If you want to read a very good illustration of why I don’t think the Israelis are our friends, read this article by David Brinn in the Jerusalem Post. Of the two positions taken by Israelis in the article this is the more temperate:
The declaration by Norway, Ireland, and Spain calls for a Palestinian state on 1967 borders with Jerusalem as the Palestinian capital and all the West Bank won by Israel in the Six-Day-War handed over to the Palestinians.
As Salman Rushdie so astutely stated in an interview this week, any Palestinian state coming into being in the foreseeable future would turn into a terrorist state, run and manipulated by Hamas, Islamic Jihad, and their like-minded goons – for whom a state is just a means in which to continue their holy war to eradicate Israel.
But if the geopolitical trend continues, that is exactly the situation we’re headed toward. Israel will soon be totally isolated, and even the goodwill of the United States will be helpless against an onslaught of a combined European/Russian/Chinese front that stands in silence in memory of Raisi and justifies Hamas barbarism with rewards of statehood.
When the world no longer cares about differentiating between the victims and the aggressors, it’s clear that a new normal has arrived and that Israel – not Iran or Syria – is a rogue state.
The slippery slope is speeding up, and it’s unclear whether there’s any way to put the brakes on to stop it.

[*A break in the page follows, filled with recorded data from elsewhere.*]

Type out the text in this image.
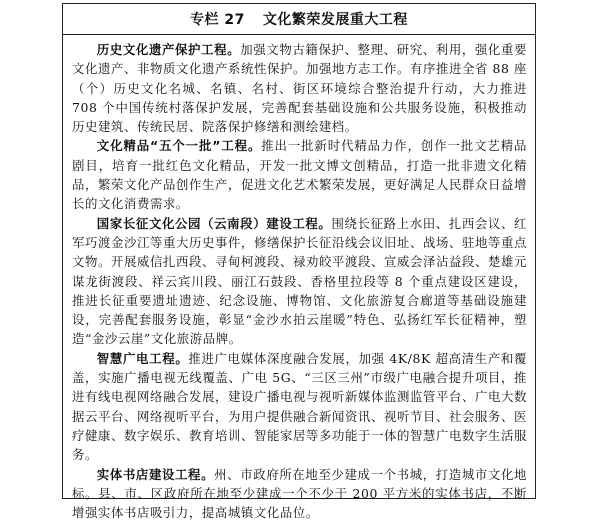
专栏 27 文化繁荣发展重大工程

历史文化遗产保护工程。加强文物古籍保护、整理、研究、利用，强化重要文化遗产、非物质文化遗产系统性保护。加强地方志工作。有序推进全省 88 座（个）历史文化名城、名镇、名村、街区环境综合整治提升行动，大力推进 708 个中国传统村落保护发展，完善配套基础设施和公共服务设施，积极推动历史建筑、传统民居、院落保护修缮和测绘建档。

文化精品“五个一批”工程。推出一批新时代精品力作，创作一批文艺精品剧目，培育一批红色文化精品，开发一批文博文创精品，打造一批非遗文化精品，繁荣文化产品创作生产，促进文化艺术繁荣发展，更好满足人民群众日益增长的文化消费需求。

国家长征文化公园（云南段）建设工程。围绕长征路上水田、扎西会议、红军巧渡金沙江等重大历史事件，修缮保护长征沿线会议旧址、战场、驻地等重点文物。开展威信扎西段、寻甸柯渡段、禄劝皎平渡段、宣威会泽沾益段、楚雄元谋龙街渡段、祥云宾川段、丽江石鼓段、香格里拉段等 8 个重点建设区建设，推进长征重要遗址遗迹、纪念设施、博物馆、文化旅游复合廊道等基础设施建设，完善配套服务设施，彰显“金沙水拍云崖暖”特色、弘扬红军长征精神，塑造“金沙云崖”文化旅游品牌。

智慧广电工程。推进广电媒体深度融合发展，加强 4K/8K 超高清生产和覆盖，实施广播电视无线覆盖、广电 5G、“三区三州”市级广电融合提升项目，推进有线电视网络融合发展，建设广播电视与视听新媒体监测监管平台、广电大数据云平台、网络视听平台，为用户提供融合新闻资讯、视听节目、社会服务、医疗健康、数字娱乐、教育培训、智能家居等多功能于一体的智慧广电数字生活服务。

实体书店建设工程。州、市政府所在地至少建成一个书城，打造城市文化地标。县、市、区政府所在地至少建成一个不少于 200 平方米的实体书店，不断增强实体书店吸引力，提高城镇文化品位。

For the first time in some 30 years since moving to Ma’aleh Adumim, built on land won by Israel in 1967, I’m worried that I’ll be forced to leave and move to Israel ‘proper.’
Of course, that will be an Israel with the North and South already unlivable, which will be impossible to defend. With a hostile Hamas-run country on the border, it’s only a matter of a short time before October 7 takes place again and again.
The other position is, basically, the Likud position.
I will repeat what I’ve said before. Israel is not our friend but Hamas is our enemy. The choice isn’t between good guys and bad guys but between bad guys and worse guys. Given a choice between an Israeli victory in Gaza and a Hamas victory in Gaza we should choose an Israeli victory. But our support for Israel should be something less than full-throated.